HEARTH's reliance on external AI APIs creates both cost and availability constraints. Processing a single CTI submission through Claude or GPT-4 can cost $0.50-$2 depending on article length, and API rate limits may throttle submissions during high activity. There's no offline mode—the entire contribution pipeline requires internet connectivity and valid API keys. Teams concerned about data sovereignty should note that CTI content passes through third-party LLM providers, though HEARTH doesn't submit proprietary detections or internal telemetry.

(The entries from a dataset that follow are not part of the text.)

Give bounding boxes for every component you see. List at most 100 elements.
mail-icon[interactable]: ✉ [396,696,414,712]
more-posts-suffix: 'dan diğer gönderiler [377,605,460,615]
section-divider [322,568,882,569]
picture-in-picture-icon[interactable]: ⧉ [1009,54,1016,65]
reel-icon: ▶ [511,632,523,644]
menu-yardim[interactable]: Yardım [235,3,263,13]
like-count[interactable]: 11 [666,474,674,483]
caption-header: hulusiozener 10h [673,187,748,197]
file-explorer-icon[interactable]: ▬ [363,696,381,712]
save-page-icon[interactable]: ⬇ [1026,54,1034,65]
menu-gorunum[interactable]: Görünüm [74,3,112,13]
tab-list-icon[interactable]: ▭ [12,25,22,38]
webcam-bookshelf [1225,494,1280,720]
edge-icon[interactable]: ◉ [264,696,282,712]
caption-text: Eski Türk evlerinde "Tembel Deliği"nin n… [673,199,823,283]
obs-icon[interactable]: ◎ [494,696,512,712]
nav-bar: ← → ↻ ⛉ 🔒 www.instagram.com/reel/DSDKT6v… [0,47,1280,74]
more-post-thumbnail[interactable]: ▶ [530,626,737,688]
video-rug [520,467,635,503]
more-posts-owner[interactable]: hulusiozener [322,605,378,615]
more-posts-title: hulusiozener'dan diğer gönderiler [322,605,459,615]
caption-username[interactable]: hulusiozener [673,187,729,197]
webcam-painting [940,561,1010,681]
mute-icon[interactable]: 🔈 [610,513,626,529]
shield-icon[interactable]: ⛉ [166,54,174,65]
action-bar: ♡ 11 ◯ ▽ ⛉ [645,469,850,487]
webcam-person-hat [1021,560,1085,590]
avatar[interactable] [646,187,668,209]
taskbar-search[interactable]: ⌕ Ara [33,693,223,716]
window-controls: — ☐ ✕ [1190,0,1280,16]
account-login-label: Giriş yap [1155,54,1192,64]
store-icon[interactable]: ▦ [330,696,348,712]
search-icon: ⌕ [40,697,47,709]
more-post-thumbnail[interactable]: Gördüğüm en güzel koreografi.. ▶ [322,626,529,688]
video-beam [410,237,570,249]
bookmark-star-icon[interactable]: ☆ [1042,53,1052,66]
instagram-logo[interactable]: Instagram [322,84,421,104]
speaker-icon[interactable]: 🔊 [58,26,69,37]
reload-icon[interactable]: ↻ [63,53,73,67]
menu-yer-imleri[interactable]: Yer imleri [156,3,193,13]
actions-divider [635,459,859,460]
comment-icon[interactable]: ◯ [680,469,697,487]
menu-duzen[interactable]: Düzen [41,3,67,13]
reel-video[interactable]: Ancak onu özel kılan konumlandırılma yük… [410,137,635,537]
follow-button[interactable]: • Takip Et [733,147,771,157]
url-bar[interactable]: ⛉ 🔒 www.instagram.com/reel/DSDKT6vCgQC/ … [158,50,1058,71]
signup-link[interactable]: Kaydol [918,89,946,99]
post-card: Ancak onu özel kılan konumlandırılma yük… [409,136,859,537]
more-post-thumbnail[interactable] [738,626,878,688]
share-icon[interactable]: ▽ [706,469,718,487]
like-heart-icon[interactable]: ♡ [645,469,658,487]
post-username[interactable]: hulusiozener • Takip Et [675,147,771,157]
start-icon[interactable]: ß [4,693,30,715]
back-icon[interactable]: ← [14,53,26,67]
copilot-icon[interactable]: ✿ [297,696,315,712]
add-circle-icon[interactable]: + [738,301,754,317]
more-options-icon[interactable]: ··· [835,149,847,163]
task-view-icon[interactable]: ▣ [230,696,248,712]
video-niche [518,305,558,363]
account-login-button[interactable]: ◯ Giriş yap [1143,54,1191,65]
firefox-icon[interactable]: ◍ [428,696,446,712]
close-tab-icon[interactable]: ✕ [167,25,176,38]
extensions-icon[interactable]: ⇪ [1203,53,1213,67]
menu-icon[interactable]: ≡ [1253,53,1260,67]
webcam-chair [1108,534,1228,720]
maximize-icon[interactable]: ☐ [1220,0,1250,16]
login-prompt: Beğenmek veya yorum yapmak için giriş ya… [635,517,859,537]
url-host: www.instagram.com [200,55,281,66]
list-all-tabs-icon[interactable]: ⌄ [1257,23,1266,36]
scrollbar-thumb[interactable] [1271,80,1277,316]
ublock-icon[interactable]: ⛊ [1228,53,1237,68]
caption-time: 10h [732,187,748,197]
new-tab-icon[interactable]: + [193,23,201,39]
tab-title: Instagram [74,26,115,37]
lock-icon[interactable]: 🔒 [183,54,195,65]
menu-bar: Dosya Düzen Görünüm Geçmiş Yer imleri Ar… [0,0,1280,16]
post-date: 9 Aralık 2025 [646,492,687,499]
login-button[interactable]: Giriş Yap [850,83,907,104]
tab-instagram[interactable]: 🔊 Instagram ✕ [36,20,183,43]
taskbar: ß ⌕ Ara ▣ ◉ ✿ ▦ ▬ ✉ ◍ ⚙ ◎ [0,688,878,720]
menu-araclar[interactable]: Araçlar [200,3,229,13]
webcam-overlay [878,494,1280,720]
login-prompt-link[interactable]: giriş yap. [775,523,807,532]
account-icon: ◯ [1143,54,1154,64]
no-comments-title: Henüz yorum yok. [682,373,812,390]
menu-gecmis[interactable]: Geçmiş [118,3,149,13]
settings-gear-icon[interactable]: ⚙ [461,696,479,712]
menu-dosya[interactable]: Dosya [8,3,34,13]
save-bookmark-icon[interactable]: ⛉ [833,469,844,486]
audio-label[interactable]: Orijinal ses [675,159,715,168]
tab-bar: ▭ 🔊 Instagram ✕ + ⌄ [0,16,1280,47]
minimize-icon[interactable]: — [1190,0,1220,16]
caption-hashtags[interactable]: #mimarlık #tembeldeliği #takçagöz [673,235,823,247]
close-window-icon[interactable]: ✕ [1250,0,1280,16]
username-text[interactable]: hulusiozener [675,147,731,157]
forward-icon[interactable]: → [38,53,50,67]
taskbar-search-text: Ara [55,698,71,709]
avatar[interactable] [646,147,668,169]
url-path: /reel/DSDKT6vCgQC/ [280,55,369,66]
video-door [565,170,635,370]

The quality control model assumes human review remains the final gate. While AI handles extraction and formatting impressively well, it can misinterpret nuanced threat intelligence or suggest hunts that sound plausible but miss critical context. For example, an AI might extract a MITRE technique correctly but generate a hunt hypothesis that requires data sources most organizations don't collect. The PEAK categorization also depends on AI judgment—a hunt might be tagged as Hypothesis-Driven when it's actually better suited for Baselining. Maintainer review catches these issues, but community scale depends on volunteer bandwidth. Additionally, the repository's JavaScript language classification is misleading GitHub metadata—this is fundamentally a Python automation project with minimal frontend code. Developers expecting a JavaScript-heavy application will be surprised to find the value lies in workflows and content curation, not client-side engineering.

Verdict

Use HEARTH if you're building or scaling a threat hunting program and need a structured library of research-backed hypotheses to jumpstart investigations, or if you regularly consume threat intelligence and want to contribute back to the community without heavy manual documentation work. The AI-powered CTI pipeline genuinely lowers the barrier to knowledge sharing, and the PEAK framework provides useful categorization for different hunting methodologies. It's particularly valuable for teams that lack dedicated threat intelligence analysts but have hunters who consume vendor reports. Skip HEARTH if you need production-ready detection rules that deploy directly to SIEM or EDR platforms—these are research hypotheses requiring adaptation to your environment and tooling. Also skip if you require offline operation, have strict data handling policies that prohibit using commercial AI APIs, or want to build custom knowledge management workflows from scratch. HEARTH shines as a collaborative research library and learning resource, not an operational detection platform. Treat it as a threat hunting cookbook: great for inspiration and methodology, but you'll still need to cook your own meals.